Veja as principais propostas em discussão:
PEC do Saneamento Básico
Um dos destaques da semana é a Proposta de Emenda à Constituição (PEC) 2/2016, do senador Randolfe Rodrigues (PT-AP), que inclui o direito ao saneamento básico no artigo 6º da Constituição Federal, entre os direitos sociais. O texto já passou por duas sessões de discussão e terá continuidade na terça-feira (terceira sessão) e na quarta-feira (quarta sessão), ambas em primeiro turno. A votação, no entanto, só deve ocorrer na semana que vem, após a quinta sessão de discussões.
Participação popular
Na terça-feira (1º), os senadores também devem analisar o Projeto de Lei Complementar (PLP) 201/2019, de autoria do senador Alessandro Vieira (MDB-SE), que modifica a Lei de Responsabilidade Fiscal. A proposta busca garantir a participação da sociedade e a realização de audiências públicas durante a elaboração dos planos orçamentários.
Fundos constitucionais
Outro item da pauta é o Projeto de Lei da Câmara (PLC) 134/2017, do ex-deputado Giuseppe Vecci (PSDB-GO), que amplia as possibilidades de uso dos recursos dos fundos constitucionais de financiamento das regiões Norte, Nordeste e Centro-Oeste. O texto permite o financiamento da chamada economia criativa, incluindo áreas como turismo, design, software, rádio, televisão e mídias digitais, com tratamento preferencial em programas de crédito.
Representação empresarial
Na quarta-feira (2), além da continuidade da discussão da PEC do saneamento, o plenário poderá votar o PLP 257/2020, do senador Izalci Lucas (PL-DF), que amplia a participação do setor empresarial no Conselho Deliberativo do Desenvolvimento do Centro-Oeste (Condel/Sudeco).
Atenção ao autismo
Também poderá ser analisado o Projeto de Lei (PL) 4262/2020, da deputada Aline Gurgel (Republicanos-AP), que altera a legislação sobre a Política Nacional de Proteção dos Direitos da Pessoa com Transtorno do Espectro Autista.

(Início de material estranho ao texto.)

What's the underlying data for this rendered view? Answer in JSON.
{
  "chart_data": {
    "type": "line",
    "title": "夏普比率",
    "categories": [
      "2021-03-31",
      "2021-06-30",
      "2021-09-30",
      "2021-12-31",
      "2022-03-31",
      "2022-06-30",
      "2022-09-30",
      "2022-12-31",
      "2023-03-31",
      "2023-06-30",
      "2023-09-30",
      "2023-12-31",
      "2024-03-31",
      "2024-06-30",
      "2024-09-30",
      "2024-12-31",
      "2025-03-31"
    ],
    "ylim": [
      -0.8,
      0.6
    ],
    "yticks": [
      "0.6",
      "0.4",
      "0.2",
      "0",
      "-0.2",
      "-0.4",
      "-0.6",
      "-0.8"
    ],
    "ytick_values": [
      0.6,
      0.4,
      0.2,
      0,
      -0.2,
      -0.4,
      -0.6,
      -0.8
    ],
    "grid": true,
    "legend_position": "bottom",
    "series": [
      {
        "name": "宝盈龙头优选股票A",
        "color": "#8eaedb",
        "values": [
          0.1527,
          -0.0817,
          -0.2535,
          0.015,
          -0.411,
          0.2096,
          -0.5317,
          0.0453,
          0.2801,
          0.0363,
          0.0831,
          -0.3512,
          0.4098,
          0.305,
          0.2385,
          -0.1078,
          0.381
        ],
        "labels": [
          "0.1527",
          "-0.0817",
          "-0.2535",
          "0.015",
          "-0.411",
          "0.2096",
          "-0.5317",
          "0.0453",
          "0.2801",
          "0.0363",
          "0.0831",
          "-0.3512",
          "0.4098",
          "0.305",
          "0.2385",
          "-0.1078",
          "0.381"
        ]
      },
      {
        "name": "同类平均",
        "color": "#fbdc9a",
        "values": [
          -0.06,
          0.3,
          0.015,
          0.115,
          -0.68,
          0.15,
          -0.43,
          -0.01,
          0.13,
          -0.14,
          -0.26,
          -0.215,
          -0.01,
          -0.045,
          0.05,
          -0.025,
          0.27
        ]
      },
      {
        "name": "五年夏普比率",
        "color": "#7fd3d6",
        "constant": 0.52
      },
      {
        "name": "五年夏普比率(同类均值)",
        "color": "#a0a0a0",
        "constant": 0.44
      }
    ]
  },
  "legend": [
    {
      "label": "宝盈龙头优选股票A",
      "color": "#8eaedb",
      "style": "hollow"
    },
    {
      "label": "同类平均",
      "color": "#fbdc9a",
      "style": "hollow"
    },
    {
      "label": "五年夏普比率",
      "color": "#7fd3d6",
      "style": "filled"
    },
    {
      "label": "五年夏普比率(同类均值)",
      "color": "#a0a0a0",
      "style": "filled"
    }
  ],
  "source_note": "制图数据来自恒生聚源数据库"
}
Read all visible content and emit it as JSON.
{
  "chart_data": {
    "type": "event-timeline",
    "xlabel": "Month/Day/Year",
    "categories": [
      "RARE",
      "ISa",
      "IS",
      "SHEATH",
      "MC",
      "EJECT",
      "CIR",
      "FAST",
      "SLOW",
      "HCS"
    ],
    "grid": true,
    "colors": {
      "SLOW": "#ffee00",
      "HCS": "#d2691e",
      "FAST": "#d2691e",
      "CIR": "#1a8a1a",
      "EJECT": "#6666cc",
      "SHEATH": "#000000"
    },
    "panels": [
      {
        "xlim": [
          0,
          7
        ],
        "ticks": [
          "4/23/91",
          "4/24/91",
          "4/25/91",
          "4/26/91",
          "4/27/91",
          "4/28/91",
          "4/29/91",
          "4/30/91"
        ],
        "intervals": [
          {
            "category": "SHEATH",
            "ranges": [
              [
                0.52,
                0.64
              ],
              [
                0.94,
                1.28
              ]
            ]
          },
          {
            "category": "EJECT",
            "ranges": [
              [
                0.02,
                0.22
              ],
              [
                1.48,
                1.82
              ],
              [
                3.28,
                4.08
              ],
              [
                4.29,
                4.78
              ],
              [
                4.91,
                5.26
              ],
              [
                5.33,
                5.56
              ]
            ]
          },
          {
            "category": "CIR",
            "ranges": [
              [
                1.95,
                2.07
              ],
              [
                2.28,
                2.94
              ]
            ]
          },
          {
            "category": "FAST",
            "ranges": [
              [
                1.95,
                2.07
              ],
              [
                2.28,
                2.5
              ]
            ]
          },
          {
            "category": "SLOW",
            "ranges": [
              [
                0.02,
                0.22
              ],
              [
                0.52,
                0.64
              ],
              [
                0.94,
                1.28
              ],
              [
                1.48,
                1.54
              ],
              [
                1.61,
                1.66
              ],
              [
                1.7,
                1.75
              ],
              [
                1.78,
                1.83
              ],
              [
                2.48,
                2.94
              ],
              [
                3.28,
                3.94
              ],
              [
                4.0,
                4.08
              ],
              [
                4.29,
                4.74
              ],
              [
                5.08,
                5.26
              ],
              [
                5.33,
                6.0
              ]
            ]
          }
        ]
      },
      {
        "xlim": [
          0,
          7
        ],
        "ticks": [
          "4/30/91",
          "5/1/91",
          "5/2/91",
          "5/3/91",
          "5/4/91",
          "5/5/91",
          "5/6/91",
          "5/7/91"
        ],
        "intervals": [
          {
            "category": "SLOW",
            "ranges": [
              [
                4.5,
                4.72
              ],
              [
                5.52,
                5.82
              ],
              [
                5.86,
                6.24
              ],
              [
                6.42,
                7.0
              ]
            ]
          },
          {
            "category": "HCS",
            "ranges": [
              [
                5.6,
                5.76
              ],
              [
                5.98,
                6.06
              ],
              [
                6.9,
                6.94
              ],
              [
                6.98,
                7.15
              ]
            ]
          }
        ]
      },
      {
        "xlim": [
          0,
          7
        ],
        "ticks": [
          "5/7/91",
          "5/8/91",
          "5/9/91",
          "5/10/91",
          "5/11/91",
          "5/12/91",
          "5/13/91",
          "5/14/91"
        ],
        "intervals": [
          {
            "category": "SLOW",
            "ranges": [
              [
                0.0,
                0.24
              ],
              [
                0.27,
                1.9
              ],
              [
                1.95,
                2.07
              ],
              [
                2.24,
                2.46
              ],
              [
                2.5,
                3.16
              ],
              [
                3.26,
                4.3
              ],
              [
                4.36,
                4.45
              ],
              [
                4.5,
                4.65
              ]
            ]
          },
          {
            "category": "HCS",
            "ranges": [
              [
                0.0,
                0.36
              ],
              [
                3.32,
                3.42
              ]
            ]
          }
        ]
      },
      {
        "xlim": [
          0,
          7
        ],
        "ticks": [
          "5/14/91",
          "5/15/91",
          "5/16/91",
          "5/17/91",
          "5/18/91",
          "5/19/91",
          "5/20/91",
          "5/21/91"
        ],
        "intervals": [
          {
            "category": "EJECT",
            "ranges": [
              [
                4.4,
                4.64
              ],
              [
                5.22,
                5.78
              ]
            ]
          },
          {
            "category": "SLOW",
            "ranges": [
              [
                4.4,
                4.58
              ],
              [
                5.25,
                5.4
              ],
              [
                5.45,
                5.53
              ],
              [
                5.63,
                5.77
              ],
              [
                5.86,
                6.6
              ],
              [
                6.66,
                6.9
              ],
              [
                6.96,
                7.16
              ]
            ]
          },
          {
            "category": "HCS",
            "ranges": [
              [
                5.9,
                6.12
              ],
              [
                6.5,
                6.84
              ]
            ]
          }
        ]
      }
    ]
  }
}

A proposta busca incluir a terapia nutricional como parte dos cuidados previstos para essas pessoas. A matéria, no entanto, ainda depende da apresentação de requerimento de urgência.
Mediação judicial
Na quinta-feira (3), uma sessão deliberativa extraordinária está prevista para às 11h, com a possibilidade de votação de três projetos. Um deles é o PL 223/2023, do deputado Paulo Teixeira (PT-SP), que altera o Código de Processo Civil para limitar a gratuidade da Justiça no que se refere à remuneração de conciliadores e mediadores, quando ultrapassado um determinado número de audiências. O projeto depende de parecer sobre uma emenda de plenário e de deliberação sobre pedido de urgência.
Atenção humanizada
Também estão na pauta o PL 610/2021, do deputado Vinicius Carvalho (Republicanos-SP), que institui a Campanha Nacional de Incentivo à Doação de Cabelo a Pessoas Carentes em Tratamento de Câncer e Vítimas de Escalpelamento; e o PL 119/2019, da deputada Renata Abreu (Podemos-SP), que insere o princípio da atenção humanizada na Lei Orgânica da Saúde, reforçando esse cuidado no âmbito do Sistema Único de Saúde (SUS).
As votações estão sujeitas a mudanças na ordem do dia e dependem de acordos entre os líderes partidários.